En este punto, es obvio que el lector ya se dio cuenta de cuál pudo ser el final de esta historia que hoy llamaríamos telenovelesca. Según Tapia, la muchacha comprobó que desde su interior le brotaba una irrefrenable y desusada excitación que, en definitiva, no era sino la certidumbre de que se terminaba un ciclo, una sensación como la de arribar a destino luego de una larga travesía. Se pasó toda esa tarde dedicada a la lectura. Frenéticamente, leyó algunos cuentos en la Mundo Argentino, unos versos de Darío, o de Carriego, y terminó inmersa en las últimas, recientes novelas de ese desesperado autor que hacía furor en Buenos Aires: Roberto Arlt. Y cuando se hizo de noche descorrió la cortina, comprobó la límpida belleza que suelen tener los cielos de invierno sobre Resistencia, y bajó la vista y confirmó lo que tan ansiosamente había esperado: tres hombres desmontaban el puesto, cargando paneles y cajones sobre un camión estacionado junto a la vereda.
Hasta aquí la reproducción, más o menos fiel, de lo narrado por Tapia. En definitiva, como yo mismo menoscabé en alguna ocasión, aunque amarga, ésta no era sino una historia de amor algo pueril, poco apta para que algún libretista convirtiese en teleteatro.
Sin embargo, y aunque durante todos estos años no recordé este relato, anoche lo reviví intensamente después de leer la carta que desde Posadas me envía Angélica Tapia, la hija mayor de Víctor Miguel.
“Mi padre —cuenta ella— alguna vez intentó escribir sus memorias, pero siempre desechó la idea arguyendo que todas las maldiciones del mundo caerían sobre él. Y usted bien sabe lo supersticioso que era, como yo sé de qué modo atroz le remordían las culpas que decía acarrear desde su juventud. Lo cierto es que antes de que se agravara su enfermedad me pidió que abriéramos su caja fuerte sólo después de su muerte, y que yo entregara a su confesor (el ya anciano padre Mauro di Bernardis) un sobre que allí encontraría, lacrado y fechado treinta y seis años atrás.

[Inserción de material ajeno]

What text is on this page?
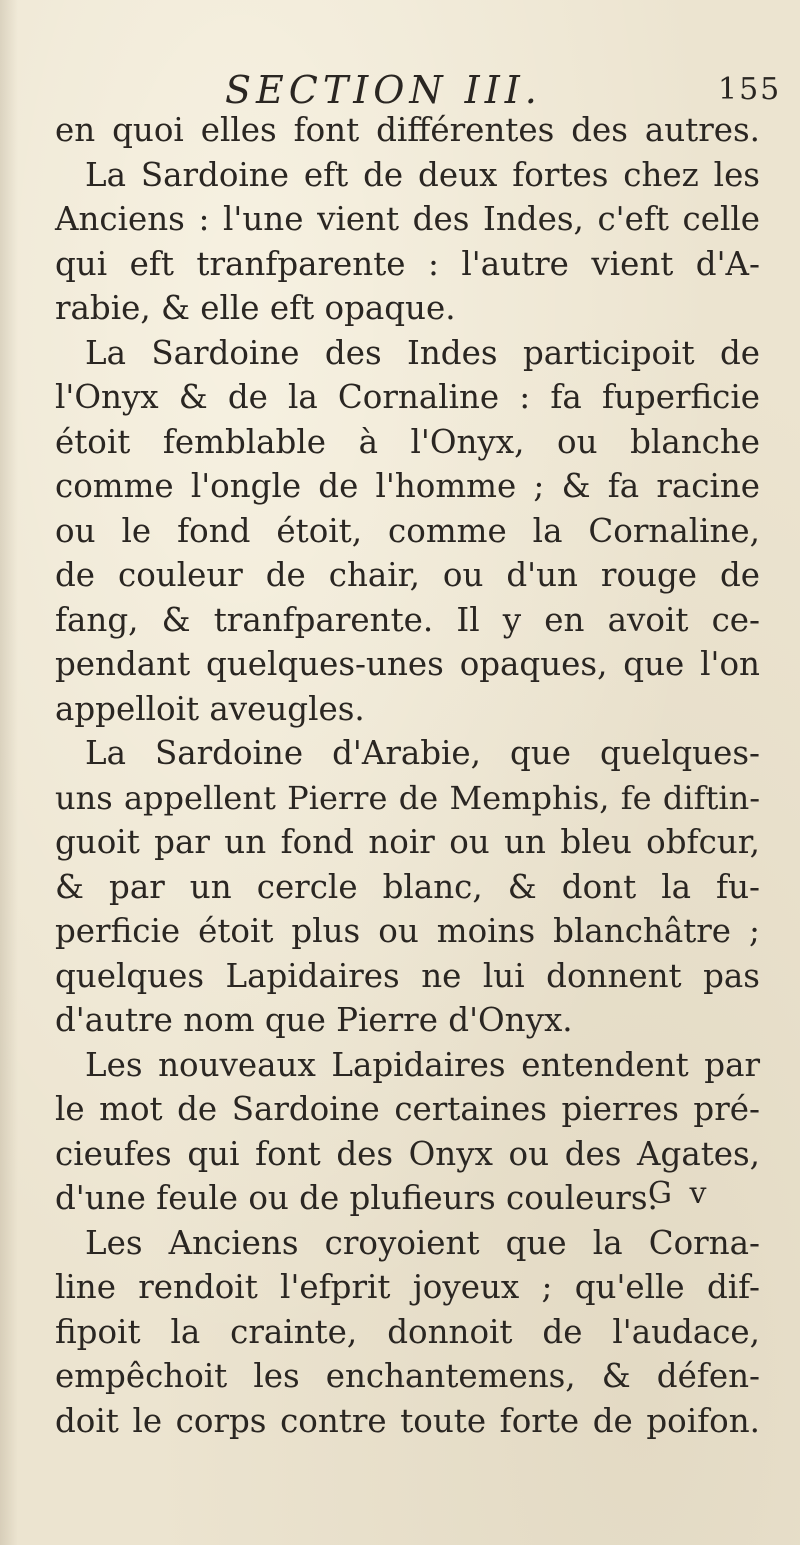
SECTION III.	155
en quoi elles font différentes des autres.
La Sardoine eft de deux fortes chez les
Anciens : l'une vient des Indes, c'eft celle
qui eft tranfparente : l'autre vient d'A-
rabie, & elle eft opaque.
La Sardoine des Indes participoit de
l'Onyx & de la Cornaline : fa fuperficie
étoit femblable à l'Onyx, ou blanche
comme l'ongle de l'homme ; & fa racine
ou le fond étoit, comme la Cornaline,
de couleur de chair, ou d'un rouge de
fang, & tranfparente. Il y en avoit ce-
pendant quelques-unes opaques, que l'on
appelloit aveugles.
La Sardoine d'Arabie, que quelques-
uns appellent Pierre de Memphis, fe diftin-
guoit par un fond noir ou un bleu obfcur,
& par un cercle blanc, & dont la fu-
perficie étoit plus ou moins blanchâtre ;
quelques Lapidaires ne lui donnent pas
d'autre nom que Pierre d'Onyx.
Les nouveaux Lapidaires entendent par
le mot de Sardoine certaines pierres pré-
cieufes qui font des Onyx ou des Agates,
d'une feule ou de plufieurs couleurs.
Les Anciens croyoient que la Corna-
line rendoit l'efprit joyeux ; qu'elle dif-
fipoit la crainte, donnoit de l'audace,
empêchoit les enchantemens, & défen-
doit le corps contre toute forte de poifon.
G v
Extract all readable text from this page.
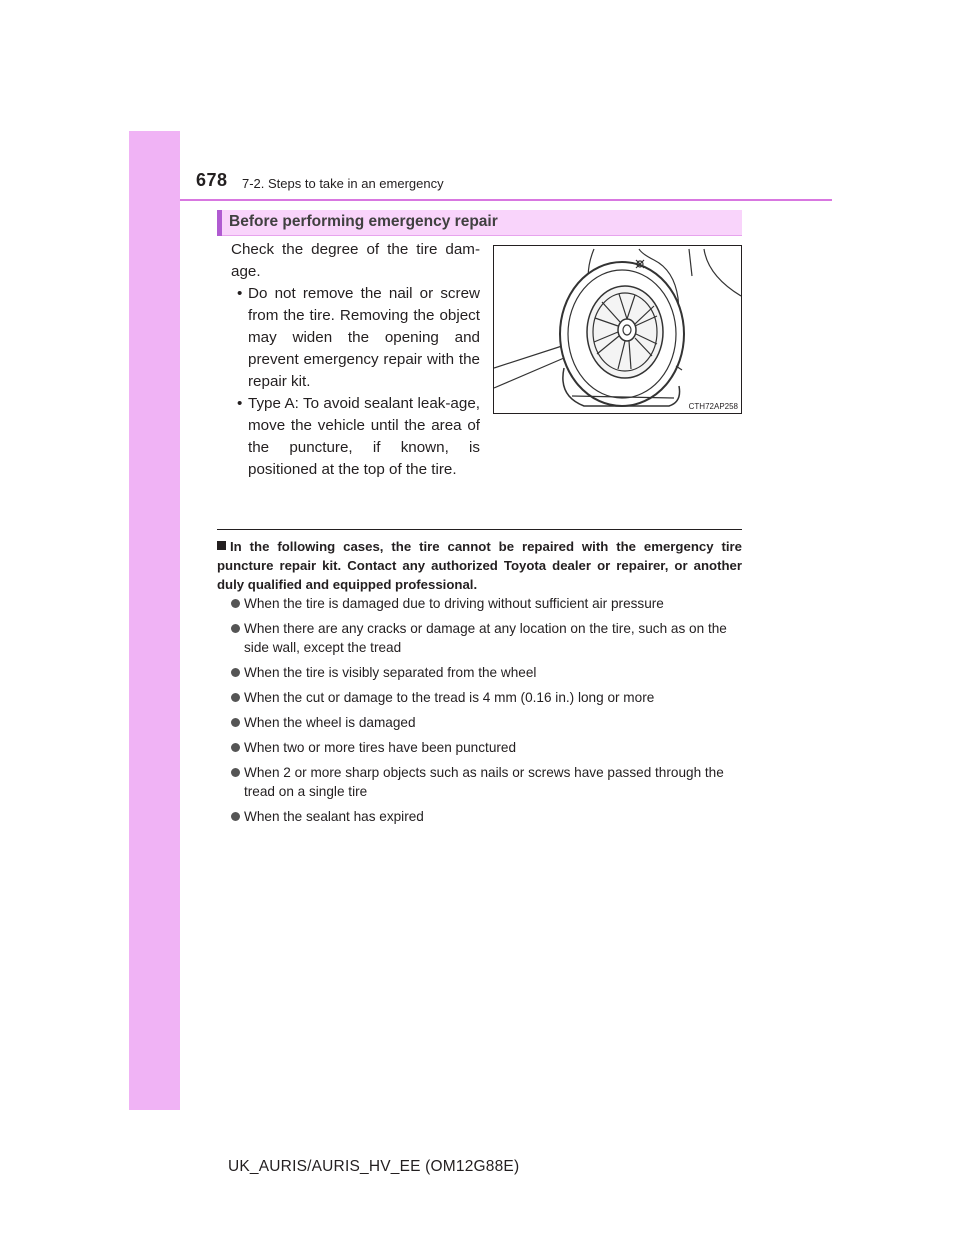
678 7-2. Steps to take in an emergency
Before performing emergency repair

Check the degree of the tire dam-age.

• Do not remove the nail or screw from the tire. Removing the object may widen the opening and prevent emergency repair with the repair kit.

• Type A: To avoid sealant leak-age, move the vehicle until the area of the puncture, if known, is positioned at the top of the tire.

CTH72AP258
In the following cases, the tire cannot be repaired with the emergency tire puncture repair kit. Contact any authorized Toyota dealer or repairer, or another duly qualified and equipped professional.
When the tire is damaged due to driving without sufficient air pressure
When there are any cracks or damage at any location on the tire, such as on the side wall, except the tread
When the tire is visibly separated from the wheel
When the cut or damage to the tread is 4 mm (0.16 in.) long or more
When the wheel is damaged
When two or more tires have been punctured
When 2 or more sharp objects such as nails or screws have passed through the tread on a single tire
When the sealant has expired
UK_AURIS/AURIS_HV_EE (OM12G88E)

“Pues bien, una vez repuesta de la pérdida de papá, me dispuse a cumplir su mandato. Pero —¿mujer al fin, dirá usted?— no pude evitar que la curiosidad me llevara a cometer la ominosa acción que ya se podrá imaginar. En efecto, abrí el sobre y leí, con creciente sobresalto, la inconfundible letra de mi padre confesando lo que él mismo califica de ‘abominable actitud del joven impetuoso que soy’. En síntesis, querido amigo, le diré dos cosas: que él fue el frutero de aquella historia de amor; y que el final, en verdad, fue otro.
“La misma noche del día en que el Raúl del relato recibió la carta de la joven lisiada, papá trepó furtivamente hasta ese primer piso de la calle Necochea. La muchacha admitió su presencia y lo amó —asegura papá— ‘con una pasión y una entrega que yo desconocía totalmente’. Horas más tarde, al amanecer, se alejó de la alcoba saltando desde la ventana hacia la vereda.
“Sólo al mediodía, cuando abrió el puesto de frutas y verduras — termina papá su confesión— comprendió que su acción, lejos de ser generosa, había sido tan terrenalmente egoísta como para desencadenar una tragedia.
“Y es que junto a la carta había un recorte desteñido de El Territorio en el que se comenta la terrible manera escogida por la hija lisiada del Dr. P. de poner fin a su vida, disparándose un balazo de pistola calibre 45 en el corazón, luego de haber sido —como demostró la posterior autopsia— misteriosamente desflorada sin violencia”.